La Trobe University cardiovascular researcher Professor Grant Drummond also raised concerns.
‘The Heart Foundation do a magnificent job of raising awareness of cardiovascular disease and rasing money for research, but I’d have to say on this occasion they have been slightly off the mark,’ he told The Age.
‘Heart attacks and stroke don’t just affect sedentary, overweight, unhealthy or elderly people.
‘There many young, fit people who lead very healthy lives struck down by sudden heart attacks and strokes so it’s really important we remove the stigma that it is all brought on by your own poor lifestyle choices.’
Another health professional took to Facebook to slam the ad.
‘Having treated patients and had family members with no identifiable risk factors, who have presented with a cardiac event, including arrhythmogenic cardiac arrest, I don’t see how victim blaming relates to any type of message you want to convey,’they posted.
‘The degree of trauma this advertisement subjects family members of patients who have died of sudden cardiac events, cannot be underestimated. I am unsure how this passed your internal screening and ethical procedures.’
The Heart Foundation has been inundated with public backlash on social media over the ad
‘I promised you my heart and I’ve given it away,’ this man tells his wife in the ad
The ad sparked a war of words on air on Tuesday between 2GB radio host Ben Fordham and the Heart Foundation director of prevention Julianne Mitchell, who argued the aim was start an important conversation between loved ones.
‘No, hang on a moment. When you say what we’re trying to do, you’re trying and you’re failing to do what you say you’re trying to do. The ad says that if a mum or a dad dies they didn’t really love their child,’ Mr Fordham fired back.

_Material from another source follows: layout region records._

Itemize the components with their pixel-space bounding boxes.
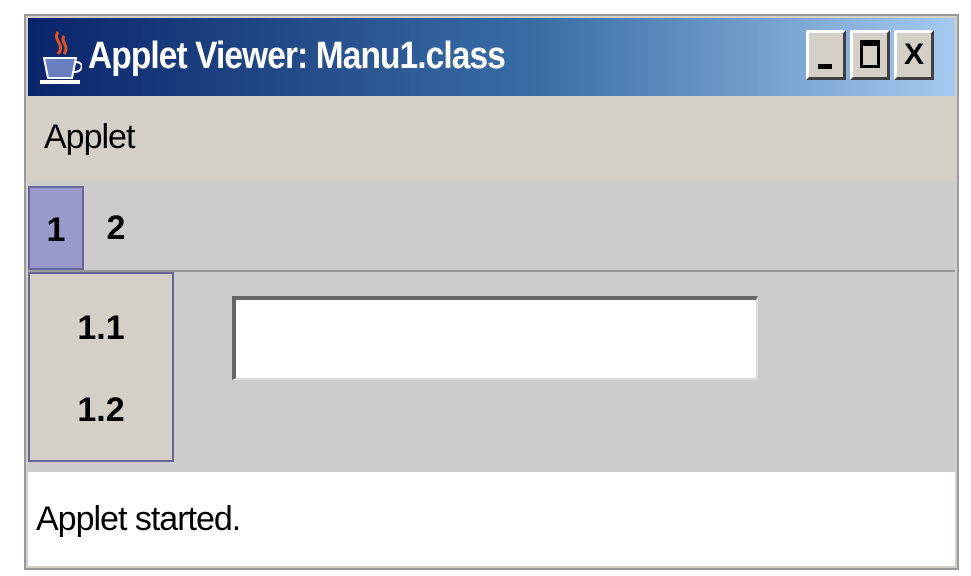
window-title: Applet Viewer: Manu1.class	[88, 35, 506, 77]
maximize-button[interactable]	[850, 30, 890, 80]
submenu-item-1-1[interactable]: 1.1	[30, 288, 172, 368]
close-button[interactable]: X	[894, 30, 934, 80]
menu-bar: Applet	[28, 96, 955, 182]
submenu-item-1-2[interactable]: 1.2	[30, 370, 172, 450]
minimize-button[interactable]	[806, 30, 846, 80]
text-field[interactable]	[232, 296, 758, 380]
menu-item-1[interactable]: 1	[28, 186, 84, 270]
applet-content: 1 2 1.1 1.2	[28, 182, 955, 472]
maximize-icon	[860, 40, 880, 68]
minimize-icon	[818, 64, 832, 69]
status-text: Applet started.	[36, 500, 241, 538]
close-icon: X	[903, 38, 924, 71]
submenu-popup: 1.1 1.2	[28, 272, 174, 462]
status-bar: Applet started.	[28, 472, 955, 566]
title-bar[interactable]: Applet Viewer: Manu1.class X	[28, 18, 955, 96]
applet-viewer-window: Applet Viewer: Manu1.class X Applet 1 2 …	[24, 14, 959, 570]
menu-applet[interactable]: Applet	[44, 118, 135, 157]
menu-item-2[interactable]: 2	[88, 186, 144, 270]
java-coffee-cup-icon	[40, 31, 82, 84]
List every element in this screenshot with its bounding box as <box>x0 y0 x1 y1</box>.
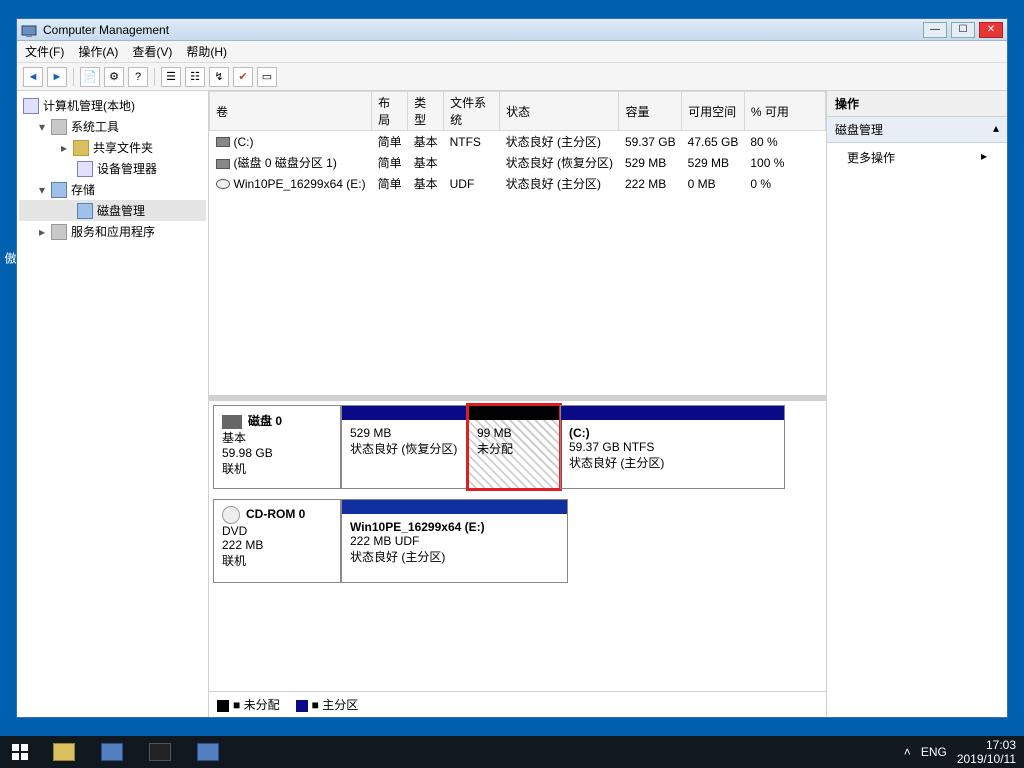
partition-unallocated[interactable]: 99 MB 未分配 <box>468 405 560 489</box>
titlebar[interactable]: Computer Management — ☐ ✕ <box>17 19 1007 41</box>
close-button[interactable]: ✕ <box>979 22 1003 38</box>
cd-icon <box>222 506 240 524</box>
tree-services-apps[interactable]: ▸服务和应用程序 <box>19 221 206 242</box>
menu-help[interactable]: 帮助(H) <box>186 43 227 60</box>
col-type[interactable]: 类型 <box>408 92 444 131</box>
col-layout[interactable]: 布局 <box>372 92 408 131</box>
expand-icon[interactable]: ▸ <box>59 141 69 155</box>
folder-icon <box>73 140 89 156</box>
collapse-icon[interactable]: ▾ <box>37 120 47 134</box>
col-status[interactable]: 状态 <box>500 92 619 131</box>
system-tray[interactable]: ˄ ENG 17:03 2019/10/11 <box>896 738 1024 766</box>
col-free[interactable]: 可用空间 <box>682 92 745 131</box>
partition-body: Win10PE_16299x64 (E:) 222 MB UDF 状态良好 (主… <box>342 514 567 582</box>
legend-unallocated: ■ 未分配 <box>217 696 280 713</box>
disk-row-0: 磁盘 0 基本 59.98 GB 联机 529 MB 状态良好 (恢复分区) 9… <box>213 405 822 489</box>
collapse-icon: ▴ <box>993 121 999 138</box>
extra-button[interactable]: ▭ <box>257 67 277 87</box>
disk-icon <box>77 203 93 219</box>
help-button[interactable]: ? <box>128 67 148 87</box>
partition-body: 529 MB 状态良好 (恢复分区) <box>342 420 467 488</box>
toolbar-separator <box>154 68 155 86</box>
tree-disk-management[interactable]: 磁盘管理 <box>19 200 206 221</box>
actions-pane: 操作 磁盘管理▴ 更多操作▸ <box>827 91 1007 717</box>
hdd-icon <box>216 137 230 147</box>
disk0-info[interactable]: 磁盘 0 基本 59.98 GB 联机 <box>213 405 341 489</box>
actions-more[interactable]: 更多操作▸ <box>827 143 1007 172</box>
cd-icon <box>216 179 230 189</box>
actions-category[interactable]: 磁盘管理▴ <box>827 117 1007 143</box>
properties-button[interactable]: ⚙ <box>104 67 124 87</box>
taskbar-compmgmt[interactable] <box>184 736 232 768</box>
col-capacity[interactable]: 容量 <box>619 92 682 131</box>
computer-management-window: Computer Management — ☐ ✕ 文件(F) 操作(A) 查看… <box>16 18 1008 718</box>
volume-list[interactable]: 卷 布局 类型 文件系统 状态 容量 可用空间 % 可用 (C:)简单基本NTF… <box>209 91 826 401</box>
tray-clock[interactable]: 17:03 2019/10/11 <box>957 738 1016 766</box>
maximize-button[interactable]: ☐ <box>951 22 975 38</box>
cd0-info[interactable]: CD-ROM 0 DVD 222 MB 联机 <box>213 499 341 583</box>
disk-graphical-view: 磁盘 0 基本 59.98 GB 联机 529 MB 状态良好 (恢复分区) 9… <box>209 401 826 691</box>
device-icon <box>77 161 93 177</box>
tree-device-manager[interactable]: 设备管理器 <box>19 158 206 179</box>
taskbar: ˄ ENG 17:03 2019/10/11 <box>0 736 1024 768</box>
forward-button[interactable]: ► <box>47 67 67 87</box>
taskbar-app1[interactable] <box>88 736 136 768</box>
menu-view[interactable]: 查看(V) <box>132 43 172 60</box>
menubar: 文件(F) 操作(A) 查看(V) 帮助(H) <box>17 41 1007 63</box>
app-icon <box>21 22 37 38</box>
taskbar-explorer[interactable] <box>40 736 88 768</box>
table-row[interactable]: (磁盘 0 磁盘分区 1)简单基本状态良好 (恢复分区)529 MB529 MB… <box>210 152 826 173</box>
tools-icon <box>51 119 67 135</box>
back-button[interactable]: ◄ <box>23 67 43 87</box>
minimize-button[interactable]: — <box>923 22 947 38</box>
partition-header <box>469 406 559 420</box>
toolbar-separator <box>73 68 74 86</box>
disk-row-cd0: CD-ROM 0 DVD 222 MB 联机 Win10PE_16299x64 … <box>213 499 822 583</box>
col-volume[interactable]: 卷 <box>210 92 372 131</box>
tree-system-tools[interactable]: ▾系统工具 <box>19 116 206 137</box>
refresh-button[interactable]: 📄 <box>80 67 100 87</box>
table-row[interactable]: (C:)简单基本NTFS状态良好 (主分区)59.37 GB47.65 GB80… <box>210 131 826 153</box>
legend-primary: ■ 主分区 <box>296 696 359 713</box>
desktop-text: 傲 <box>2 252 19 264</box>
tree-root[interactable]: 计算机管理(本地) <box>19 95 206 116</box>
tray-chevron-icon[interactable]: ˄ <box>904 745 911 759</box>
tree-shared-folders[interactable]: ▸共享文件夹 <box>19 137 206 158</box>
partition-body: (C:) 59.37 GB NTFS 状态良好 (主分区) <box>561 420 784 488</box>
action-button[interactable]: ↯ <box>209 67 229 87</box>
toolbar: ◄ ► 📄 ⚙ ? ☰ ☷ ↯ ✔ ▭ <box>17 63 1007 91</box>
view-list-button[interactable]: ☰ <box>161 67 181 87</box>
collapse-icon[interactable]: ▾ <box>37 183 47 197</box>
tree-storage[interactable]: ▾存储 <box>19 179 206 200</box>
settings-button[interactable]: ✔ <box>233 67 253 87</box>
legend: ■ 未分配 ■ 主分区 <box>209 691 826 717</box>
partition-body: 99 MB 未分配 <box>469 420 559 488</box>
menu-file[interactable]: 文件(F) <box>25 43 64 60</box>
partition[interactable]: Win10PE_16299x64 (E:) 222 MB UDF 状态良好 (主… <box>341 499 568 583</box>
partition-header <box>342 406 467 420</box>
partition[interactable]: 529 MB 状态良好 (恢复分区) <box>341 405 468 489</box>
tray-language[interactable]: ENG <box>921 745 947 759</box>
expand-icon[interactable]: ▸ <box>37 225 47 239</box>
disk-icon <box>222 415 242 429</box>
taskbar-terminal[interactable] <box>136 736 184 768</box>
hdd-icon <box>216 159 230 169</box>
partition-header <box>561 406 784 420</box>
services-icon <box>51 224 67 240</box>
col-fs[interactable]: 文件系统 <box>444 92 500 131</box>
window-title: Computer Management <box>43 23 923 37</box>
actions-header: 操作 <box>827 91 1007 117</box>
table-row[interactable]: Win10PE_16299x64 (E:)简单基本UDF状态良好 (主分区)22… <box>210 173 826 194</box>
chevron-right-icon: ▸ <box>981 149 987 166</box>
partition-header <box>342 500 567 514</box>
view-detail-button[interactable]: ☷ <box>185 67 205 87</box>
partition[interactable]: (C:) 59.37 GB NTFS 状态良好 (主分区) <box>560 405 785 489</box>
nav-tree: 计算机管理(本地) ▾系统工具 ▸共享文件夹 设备管理器 ▾存储 磁盘管理 ▸服… <box>17 91 209 717</box>
storage-icon <box>51 182 67 198</box>
col-pctfree[interactable]: % 可用 <box>744 92 825 131</box>
start-button[interactable] <box>0 736 40 768</box>
menu-action[interactable]: 操作(A) <box>78 43 118 60</box>
computer-icon <box>23 98 39 114</box>
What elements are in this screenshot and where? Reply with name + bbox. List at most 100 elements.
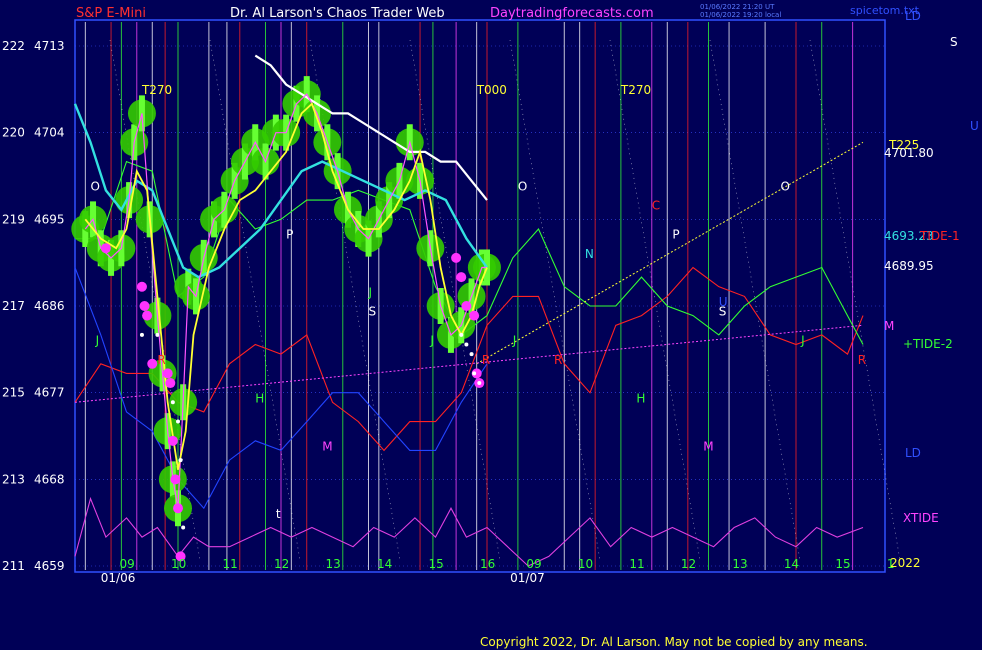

Ms Mitchell replied: ‘No, the ad is really saying the consequences of neglecting your heart health are important not only for yourself but for your family.’
But Mr Fordham wasn’t buying it:
‘Hang on a moment, because you’ve got an advertising challenge in front of you, it’s okay to tell kids who’ve had a mum or dad die, your mum or dad didn’t love you?,’ he asked.
The Heart Foundation says the ad aims to start an important conversation between loved ones
Victorian Heart Foundation chief executive Kellie-Ann Jolly apologised for any offence caused but still believes the campaign is necessary.
‘We have taken a bold approach by using moments of family life that people can relate to in order to cut through and get Australians to understand their risks of heart disease,’ she said.
‘This campaign is necessary because more than 200,000 Australians have died in the past five years, 600,000 Australians are living with heart disease, and 13 million Australians have three or more risk factors for heart disease.’
Heart Foundation chief executive Professor John Kelly told ABC Radio Melbourne: ‘Some people will take offence and we apologise for that. But the level of complacency requires us to have this conversation.’